Low-income communities across the country are facing an acute lack of quality, affordable early care and education (ECE) for children. San Antonio’s Eastside is one of those communities, so local organizations came together to address the problem.
In 2012, a consortium of city agencies and social service providers with a history of collaboration formed the Dual Generation partnership, part of the Family-Centered Community Change Initiative (FCCC).
Dual Generation aimed to move the needle on intergenerational poverty in the city’s historically low-income and underserved Eastside through combining parent and child interventions—an initiative based on the growing evidence (PDF) that serving multiple generations within households is more effective at interrupting the cycle of poverty than serving each generation separately. The Urban Institute has been evaluating Dual Generation’s implementation since 2014.

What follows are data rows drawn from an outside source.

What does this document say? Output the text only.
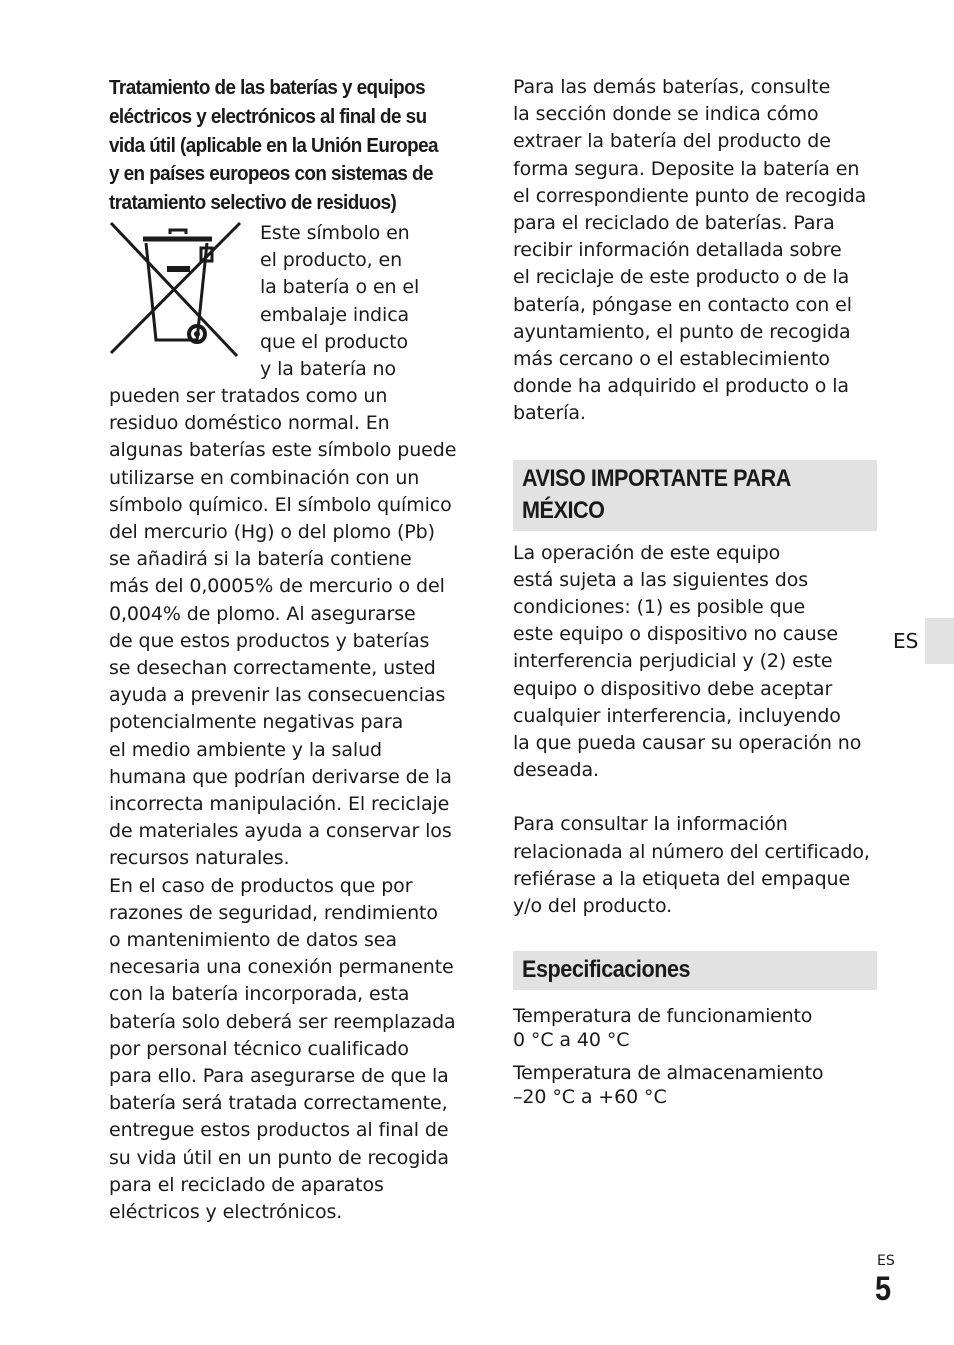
Tratamiento de las baterías y equipos
eléctricos y electrónicos al final de su
vida útil (aplicable en la Unión Europea
y en países europeos con sistemas de
tratamiento selectivo de residuos)
Este símbolo en
el producto, en
la batería o en el
embalaje indica
que el producto
y la batería no
pueden ser tratados como un
residuo doméstico normal. En
algunas baterías este símbolo puede
utilizarse en combinación con un
símbolo químico. El símbolo químico
del mercurio (Hg) o del plomo (Pb)
se añadirá si la batería contiene
más del 0,0005% de mercurio o del
0,004% de plomo. Al asegurarse
de que estos productos y baterías
se desechan correctamente, usted
ayuda a prevenir las consecuencias
potencialmente negativas para
el medio ambiente y la salud
humana que podrían derivarse de la
incorrecta manipulación. El reciclaje
de materiales ayuda a conservar los
recursos naturales.
En el caso de productos que por
razones de seguridad, rendimiento
o mantenimiento de datos sea
necesaria una conexión permanente
con la batería incorporada, esta
batería solo deberá ser reemplazada
por personal técnico cualificado
para ello. Para asegurarse de que la
batería será tratada correctamente,
entregue estos productos al final de
su vida útil en un punto de recogida
para el reciclado de aparatos
eléctricos y electrónicos.
Para las demás baterías, consulte
la sección donde se indica cómo
extraer la batería del producto de
forma segura. Deposite la batería en
el correspondiente punto de recogida
para el reciclado de baterías. Para
recibir información detallada sobre
el reciclaje de este producto o de la
batería, póngase en contacto con el
ayuntamiento, el punto de recogida
más cercano o el establecimiento
donde ha adquirido el producto o la
batería.
AVISO IMPORTANTE PARA
MÉXICO
La operación de este equipo
está sujeta a las siguientes dos
condiciones: (1) es posible que
este equipo o dispositivo no cause
interferencia perjudicial y (2) este
equipo o dispositivo debe aceptar
cualquier interferencia, incluyendo
la que pueda causar su operación no
deseada.
Para consultar la información
relacionada al número del certificado,
refiérase a la etiqueta del empaque
y/o del producto.
Especificaciones
Temperatura de funcionamiento
0 °C a 40 °C
Temperatura de almacenamiento
–20 °C a +60 °C
ES
ES
5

Dual Generation leadership planned and executed a years-long strategy to improve the quality of ECE centers in the partnership’s service footprint. Over four years, Dual Generation funded ongoing coaching to center staff and leadership at three centers in five quality domains—nutrition, parent involvement, curriculum, caregiver-child interactions, and indoor and outdoor activities—that are assessed to earn a Texas Rising Star (TRS) rating, the state’s quality rating and improvement system.
The partnership provided the centers funding to improve their facilities and teaching materials to the standards TRS requires. The partnership also provided funding for classroom teachers to obtain Child Development Associate credentials and other education and training related to early childhood development.